Picture ID 151622

Picture of unidentified spider

Comments & ID Thoughts

It is a big spider ! At first thought it was a Goldenrod Crab Spider aka flower spider but they only get roughly a 1/3 of an inch (10 mm) and this one was close to 2 or 2.5 inches even leg span. It was very non agressive and immediately played dead. Lived here for 30 years and never seen one like it. Unique color with an alternating striated lighter and darker yellow banding, large almost diamond shaped abdomen, distinct trichobothria (or fine hair), four (or five even) black dots in a pyramidal shape on the dorsal side of the abdomen and an almost hourglass like shape browmish in color on the ventral side of the abdomen. The spider was able to retract its long mostly symmetrical front and back legs into making a ball like shape while playing dead and was able to be blown around surprisingly easily for how big it is.
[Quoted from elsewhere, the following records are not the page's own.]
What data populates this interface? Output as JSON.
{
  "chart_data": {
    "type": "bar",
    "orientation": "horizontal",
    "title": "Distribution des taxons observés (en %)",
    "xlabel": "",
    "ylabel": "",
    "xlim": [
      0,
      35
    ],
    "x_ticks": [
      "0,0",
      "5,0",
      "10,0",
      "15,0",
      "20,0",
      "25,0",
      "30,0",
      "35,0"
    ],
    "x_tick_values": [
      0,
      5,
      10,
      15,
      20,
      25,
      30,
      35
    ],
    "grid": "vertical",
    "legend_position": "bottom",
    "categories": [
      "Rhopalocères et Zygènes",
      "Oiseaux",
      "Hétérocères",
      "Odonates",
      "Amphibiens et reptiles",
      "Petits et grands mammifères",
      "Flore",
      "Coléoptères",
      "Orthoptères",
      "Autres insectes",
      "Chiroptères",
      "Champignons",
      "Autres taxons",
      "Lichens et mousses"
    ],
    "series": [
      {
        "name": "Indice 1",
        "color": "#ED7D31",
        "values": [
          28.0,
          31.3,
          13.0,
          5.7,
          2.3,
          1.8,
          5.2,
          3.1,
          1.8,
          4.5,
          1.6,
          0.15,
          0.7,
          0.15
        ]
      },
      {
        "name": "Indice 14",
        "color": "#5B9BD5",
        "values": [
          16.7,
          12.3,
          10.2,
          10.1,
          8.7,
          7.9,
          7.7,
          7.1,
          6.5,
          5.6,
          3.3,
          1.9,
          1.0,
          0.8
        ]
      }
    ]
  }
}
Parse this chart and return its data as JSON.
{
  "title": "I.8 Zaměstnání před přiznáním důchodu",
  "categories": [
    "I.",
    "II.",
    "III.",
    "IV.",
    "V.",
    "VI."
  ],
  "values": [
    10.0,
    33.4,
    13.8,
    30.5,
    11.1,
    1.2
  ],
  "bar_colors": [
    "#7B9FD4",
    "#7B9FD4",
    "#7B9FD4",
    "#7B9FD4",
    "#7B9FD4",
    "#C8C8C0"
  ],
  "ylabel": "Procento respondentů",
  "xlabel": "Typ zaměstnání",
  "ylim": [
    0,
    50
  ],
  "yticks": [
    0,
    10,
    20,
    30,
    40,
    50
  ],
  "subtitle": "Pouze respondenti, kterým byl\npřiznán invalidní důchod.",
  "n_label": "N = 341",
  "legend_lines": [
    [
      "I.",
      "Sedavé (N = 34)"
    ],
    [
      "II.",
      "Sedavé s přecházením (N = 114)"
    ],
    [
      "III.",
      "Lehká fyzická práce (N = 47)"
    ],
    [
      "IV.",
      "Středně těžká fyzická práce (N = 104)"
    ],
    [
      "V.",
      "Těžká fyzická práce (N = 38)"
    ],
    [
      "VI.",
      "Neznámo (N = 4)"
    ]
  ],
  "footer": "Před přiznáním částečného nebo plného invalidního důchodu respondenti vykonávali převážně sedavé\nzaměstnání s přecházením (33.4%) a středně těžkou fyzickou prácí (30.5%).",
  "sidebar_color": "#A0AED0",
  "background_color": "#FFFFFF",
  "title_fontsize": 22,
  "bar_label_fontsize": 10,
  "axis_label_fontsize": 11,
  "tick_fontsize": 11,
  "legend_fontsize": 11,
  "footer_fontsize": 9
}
The spider was walking across my driveway mid day on a sunny day after a few days of off and on rain.

  • Submitted by: 
  • Submitted: Oct 25, 2021
  • Photographed: Oct 24, 2021
  • Spider: Unidentified
  • Location: Sandy, Utah, United States
  • Spotted Outdoors: Man-made structure (building wall, fences, etc.),Ground layer (leaf litter, dirt, grass, etc)
  • Found in web?: No
  • Attributes:
newest most voted
Inline Feedbacks
View all comments

She might be Eriophora edax, an Orbweaver. https://bugguide.net/node/view/300786 She looks like a photo I’ve seen before in our photos, I’ll try to find it. She appears to have oviposited her eggs, her abdomen is wrinkled and points downward at the posterior. You gave a great description. The ventral markings on orbweavers tend to be bold with, black, yellow and/or white geometric shapes. They do wrap their legs over their back and anterior for the defensive pose. I haven’t seen one get blown around like that, they really try to avoid it by having a strand of silk tethering them.


https://spiderid.com/picture/7546/ This is the photo I had in mind.


I am unsure of the scientific name, but it is commonly called a cat face spider. It spins a web similar to an orb weaver.